Coup de théâtre : Jean-Luc Reitzer ne se représentera pas. "Le choix a été difficile, la décision prise avec tristesse, mais c'est le choix de la sagesse". A l'Assemblée, le député haut-rhinois fait partie des 3 les plus anciens, après avoir remporté 7 combats législatifs, 5 fois au premier tour. Rares sont ceux qui peuvent garder la confiance de l'électorat sur une si longue période. L'âge, 70 ans, n'est pas tant la raison, mais l'accumulation des mandats. Un 8e serait peut-être celui de trop. 

"Je n'ai jamais été un homme d'appareil"   

La vie politique de Jean-Luc n'a pas été un long fleuve tranquille pourtant. Engagé dès 13 ans, quand il prit la parole chez "Micky", gaulliste depuis toujours, le jeune militant posa des tags sur les murs. A 27 ans, il entra au conseil municipal d'Altkirch, décrochant grâce à sa voix un siège d'adjoint. En 1979, il battait son maire aux cantonales, ce qui lui aura valu 7 années d'exclusion du RPR alors qu'il en était porte-parole. En 1983, il remportait la mairie. Jean-Luc entra ensuite au conseil régional pour deux ans, mais s'ouvrit un horizon national en 1988, en gagnant avec panache la 3e circonscription du Haut-Rhin avec le meilleur score d'Alsace. Dès lors, il s'installait dans un long cours. 
Pourtant, citant De Gaulle, le parlementaire rappelle les "illusions, ambitions, combinaisons et trahisons" de la vie politique. Et les tentatives de débauchage. L'UDF hier, la majorité aujourd'hui, confie-t-il. Jean-Luc Reitzer aurait pu repartir en juin, avec la confiance des marcheurs, mais il n'avait pas envie "d'aller à la soupe". Il se sent redevable à tous ses soutiens et à sa famille qui a pesé dans la décision de se retirer. Les proches du député ont été marqués par la vindicte des réseaux sociaux. En pleine tourmente, aucun député alsacien ne s'est mouillé pour soutenir le collègue sundgauvien.
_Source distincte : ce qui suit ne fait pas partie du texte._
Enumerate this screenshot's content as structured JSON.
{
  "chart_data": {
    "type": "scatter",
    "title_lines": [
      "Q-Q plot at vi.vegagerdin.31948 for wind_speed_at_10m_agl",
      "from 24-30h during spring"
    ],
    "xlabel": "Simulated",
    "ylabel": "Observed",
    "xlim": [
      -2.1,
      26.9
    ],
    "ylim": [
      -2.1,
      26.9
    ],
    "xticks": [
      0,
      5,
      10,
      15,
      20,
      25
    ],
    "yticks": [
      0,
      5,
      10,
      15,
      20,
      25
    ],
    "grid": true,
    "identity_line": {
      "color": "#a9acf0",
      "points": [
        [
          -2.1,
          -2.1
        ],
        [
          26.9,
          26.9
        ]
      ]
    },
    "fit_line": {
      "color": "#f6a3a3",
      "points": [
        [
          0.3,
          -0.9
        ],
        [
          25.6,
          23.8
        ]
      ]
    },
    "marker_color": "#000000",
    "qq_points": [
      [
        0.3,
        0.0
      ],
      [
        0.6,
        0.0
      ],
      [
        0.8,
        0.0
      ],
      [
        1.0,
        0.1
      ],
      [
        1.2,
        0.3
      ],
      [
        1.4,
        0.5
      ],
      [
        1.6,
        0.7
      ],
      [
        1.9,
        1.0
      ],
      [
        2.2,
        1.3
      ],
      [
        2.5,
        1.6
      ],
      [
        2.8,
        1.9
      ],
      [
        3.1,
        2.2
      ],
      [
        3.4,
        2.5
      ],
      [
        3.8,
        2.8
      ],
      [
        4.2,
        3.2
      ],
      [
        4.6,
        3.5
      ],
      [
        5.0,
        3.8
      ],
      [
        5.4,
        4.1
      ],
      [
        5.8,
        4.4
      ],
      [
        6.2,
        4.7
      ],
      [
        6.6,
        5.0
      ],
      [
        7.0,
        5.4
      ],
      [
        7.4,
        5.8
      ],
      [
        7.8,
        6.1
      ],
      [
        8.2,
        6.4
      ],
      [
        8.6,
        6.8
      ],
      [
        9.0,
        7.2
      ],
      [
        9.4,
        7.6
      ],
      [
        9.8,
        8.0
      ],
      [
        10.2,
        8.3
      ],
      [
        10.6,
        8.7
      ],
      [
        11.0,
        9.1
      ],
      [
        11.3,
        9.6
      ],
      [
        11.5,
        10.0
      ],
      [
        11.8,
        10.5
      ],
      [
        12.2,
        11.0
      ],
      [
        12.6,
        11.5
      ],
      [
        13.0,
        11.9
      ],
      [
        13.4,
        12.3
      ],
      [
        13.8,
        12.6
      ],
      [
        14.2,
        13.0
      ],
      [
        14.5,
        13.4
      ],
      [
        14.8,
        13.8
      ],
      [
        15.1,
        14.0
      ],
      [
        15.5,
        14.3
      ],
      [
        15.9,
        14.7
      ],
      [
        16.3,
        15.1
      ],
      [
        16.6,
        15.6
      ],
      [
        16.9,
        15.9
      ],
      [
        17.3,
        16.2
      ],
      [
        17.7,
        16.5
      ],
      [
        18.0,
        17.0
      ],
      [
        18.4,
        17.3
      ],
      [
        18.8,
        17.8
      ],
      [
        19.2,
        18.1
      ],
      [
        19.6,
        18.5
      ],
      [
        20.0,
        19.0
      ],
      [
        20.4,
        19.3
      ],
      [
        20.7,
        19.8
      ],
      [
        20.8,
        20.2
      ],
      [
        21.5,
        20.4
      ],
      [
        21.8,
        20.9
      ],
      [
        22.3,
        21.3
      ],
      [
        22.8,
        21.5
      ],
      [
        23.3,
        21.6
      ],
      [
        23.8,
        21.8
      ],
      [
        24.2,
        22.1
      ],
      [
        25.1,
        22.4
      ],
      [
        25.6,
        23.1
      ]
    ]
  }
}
 "J'apprends beaucoup dans la presse"

Il est révolu aussi le temps où le député était un acteur reconnu dans son territoire. La perte du double ancrage (député-maire) et la suppression de la réserve ont contribué à la dégradation de la vie parlementaire, explique le sortant. Mais Jean-Luc se console d'avoir eu "une vie passionnante" qui lui aura donné de beaucoup voyager et de s'enrichir des différences. Il lui reste encore des déplacements à accomplir dans le cadre de l'OTAN.

Depuis qu'il vient de nous annoncer son retrait, les réseaux sociaux s'agitent et son téléphone crépite sans cesse. 
Jean-Luc Reitzer a mis fin au suspense un vendredi de mai.
Il ferme un livre de 45 ans. Les jeunes loups sundgauviens ne vont pas tarder à sortir du bois pour se lancer dans la campagne.